At the time, a White House adviser told a Washington Post reporter that Trump was “stunned” that Sessions had not yet quit. The president, this adviser added, had been hoping the attorney general would be so embarrassed by Trump’s scathing comments that he would leave.
Trump in this period also ordered his then-chief of staff, Reince Priebus, to get a resignation letter from Sessions. It was not his first request for such a letter, but Priebus hesitated, declining to make the request outright. Conservatives rallied to Sessions’s defense, particularly in Congress, and Trump backed down.
Every Cabinet official can be fired by the president at any time for any reason. If Mueller’s team sought to make Trump’s efforts to oust the attorney general part of a pattern of attempted obstruction, it would have to offer evidence showing he had a corrupt motive in doing so — such as changing the direction of the Russia probe.

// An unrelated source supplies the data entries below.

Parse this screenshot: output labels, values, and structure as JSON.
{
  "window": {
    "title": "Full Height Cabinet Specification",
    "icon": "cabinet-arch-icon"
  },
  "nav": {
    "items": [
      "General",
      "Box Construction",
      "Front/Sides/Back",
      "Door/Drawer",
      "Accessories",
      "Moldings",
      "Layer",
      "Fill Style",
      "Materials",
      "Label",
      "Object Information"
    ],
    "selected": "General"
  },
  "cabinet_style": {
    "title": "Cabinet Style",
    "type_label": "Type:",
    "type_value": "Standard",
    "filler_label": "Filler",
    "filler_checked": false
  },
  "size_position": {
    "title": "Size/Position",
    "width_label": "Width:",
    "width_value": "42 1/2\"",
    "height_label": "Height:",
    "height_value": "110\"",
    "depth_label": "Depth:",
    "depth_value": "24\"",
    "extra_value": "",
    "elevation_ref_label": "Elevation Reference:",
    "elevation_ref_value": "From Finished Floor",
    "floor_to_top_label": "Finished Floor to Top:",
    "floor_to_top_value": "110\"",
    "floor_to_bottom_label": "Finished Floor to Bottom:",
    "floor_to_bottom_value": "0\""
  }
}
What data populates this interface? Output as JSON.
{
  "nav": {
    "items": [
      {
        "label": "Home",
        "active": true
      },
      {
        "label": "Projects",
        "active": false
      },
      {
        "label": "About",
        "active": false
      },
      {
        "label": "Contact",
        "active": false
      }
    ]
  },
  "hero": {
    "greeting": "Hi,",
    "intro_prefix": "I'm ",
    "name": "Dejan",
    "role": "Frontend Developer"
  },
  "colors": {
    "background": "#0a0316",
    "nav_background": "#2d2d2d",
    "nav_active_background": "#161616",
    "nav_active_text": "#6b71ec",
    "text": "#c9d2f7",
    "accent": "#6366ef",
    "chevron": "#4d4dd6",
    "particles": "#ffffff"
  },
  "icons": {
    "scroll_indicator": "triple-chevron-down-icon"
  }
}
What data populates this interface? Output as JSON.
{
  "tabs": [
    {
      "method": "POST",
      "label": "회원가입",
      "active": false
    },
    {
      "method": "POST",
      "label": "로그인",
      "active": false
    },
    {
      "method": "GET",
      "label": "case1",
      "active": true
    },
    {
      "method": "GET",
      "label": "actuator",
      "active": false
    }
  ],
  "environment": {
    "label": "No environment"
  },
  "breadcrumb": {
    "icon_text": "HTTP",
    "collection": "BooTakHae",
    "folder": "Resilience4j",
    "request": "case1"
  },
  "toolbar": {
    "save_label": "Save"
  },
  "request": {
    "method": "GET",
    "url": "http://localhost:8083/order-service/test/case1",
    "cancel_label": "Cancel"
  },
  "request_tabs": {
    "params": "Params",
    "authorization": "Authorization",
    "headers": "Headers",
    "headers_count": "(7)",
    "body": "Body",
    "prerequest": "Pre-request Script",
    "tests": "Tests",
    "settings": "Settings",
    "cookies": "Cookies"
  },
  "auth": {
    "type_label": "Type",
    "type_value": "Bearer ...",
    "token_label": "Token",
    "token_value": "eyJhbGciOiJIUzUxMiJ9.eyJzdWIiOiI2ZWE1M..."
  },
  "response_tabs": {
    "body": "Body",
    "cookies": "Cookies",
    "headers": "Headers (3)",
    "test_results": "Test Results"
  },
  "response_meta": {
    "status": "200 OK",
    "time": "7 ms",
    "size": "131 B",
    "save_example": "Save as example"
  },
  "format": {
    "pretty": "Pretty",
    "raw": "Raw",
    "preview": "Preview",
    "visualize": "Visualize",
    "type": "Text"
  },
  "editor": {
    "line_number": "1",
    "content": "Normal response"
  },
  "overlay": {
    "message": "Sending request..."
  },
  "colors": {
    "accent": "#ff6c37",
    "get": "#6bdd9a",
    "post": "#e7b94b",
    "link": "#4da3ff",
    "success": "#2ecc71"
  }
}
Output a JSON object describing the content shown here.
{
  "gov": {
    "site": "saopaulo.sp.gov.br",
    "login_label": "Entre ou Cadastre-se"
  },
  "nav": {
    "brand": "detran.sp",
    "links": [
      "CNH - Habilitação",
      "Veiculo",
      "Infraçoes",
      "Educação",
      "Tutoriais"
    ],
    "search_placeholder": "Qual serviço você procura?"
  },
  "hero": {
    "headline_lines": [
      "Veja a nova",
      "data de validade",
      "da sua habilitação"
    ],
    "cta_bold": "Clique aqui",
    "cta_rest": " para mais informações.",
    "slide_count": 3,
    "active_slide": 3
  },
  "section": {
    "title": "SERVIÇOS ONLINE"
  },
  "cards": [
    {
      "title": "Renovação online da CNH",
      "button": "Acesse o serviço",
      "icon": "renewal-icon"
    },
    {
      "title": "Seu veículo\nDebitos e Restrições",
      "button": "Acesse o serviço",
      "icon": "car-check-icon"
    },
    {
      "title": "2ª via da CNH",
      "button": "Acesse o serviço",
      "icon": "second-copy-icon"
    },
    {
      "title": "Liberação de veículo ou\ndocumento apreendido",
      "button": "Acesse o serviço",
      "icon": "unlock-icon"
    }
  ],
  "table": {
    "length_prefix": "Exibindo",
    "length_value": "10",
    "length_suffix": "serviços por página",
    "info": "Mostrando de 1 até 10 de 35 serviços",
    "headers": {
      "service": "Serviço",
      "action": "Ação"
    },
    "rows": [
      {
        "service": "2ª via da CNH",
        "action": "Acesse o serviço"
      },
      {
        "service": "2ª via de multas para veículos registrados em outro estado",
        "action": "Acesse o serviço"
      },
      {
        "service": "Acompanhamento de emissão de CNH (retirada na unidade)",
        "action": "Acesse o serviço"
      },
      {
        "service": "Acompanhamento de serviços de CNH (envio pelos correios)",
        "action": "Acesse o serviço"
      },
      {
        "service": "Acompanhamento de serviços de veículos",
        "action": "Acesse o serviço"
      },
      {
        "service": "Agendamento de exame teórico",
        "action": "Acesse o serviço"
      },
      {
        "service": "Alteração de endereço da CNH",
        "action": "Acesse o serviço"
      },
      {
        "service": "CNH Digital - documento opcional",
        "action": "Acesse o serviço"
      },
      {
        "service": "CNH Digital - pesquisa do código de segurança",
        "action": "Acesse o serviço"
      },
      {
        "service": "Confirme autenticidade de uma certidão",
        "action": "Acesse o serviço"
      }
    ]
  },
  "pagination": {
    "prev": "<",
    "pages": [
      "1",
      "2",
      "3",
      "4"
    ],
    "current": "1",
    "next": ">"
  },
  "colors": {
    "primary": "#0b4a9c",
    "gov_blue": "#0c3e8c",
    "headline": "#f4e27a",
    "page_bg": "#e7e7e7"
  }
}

Trump’s Wednesday criticism seemed to have another intended target at the Justice Department — Inspector General Michael E. Horowitz. For more than a year, his office has been investigating how the Justice Department and the FBI handled the 2016 probe of Hillary Clinton’s use of a private email server when she was secretary of state. His findings are expected to be made public soon.
Trump’s comments Wednesday seemed to serve a dual purpose — attack Sessions, and urge Horowitz to speed up the release of his findings.
Trump’s latest tirade against Sessions is just another element of the Special Counsel’s investigation.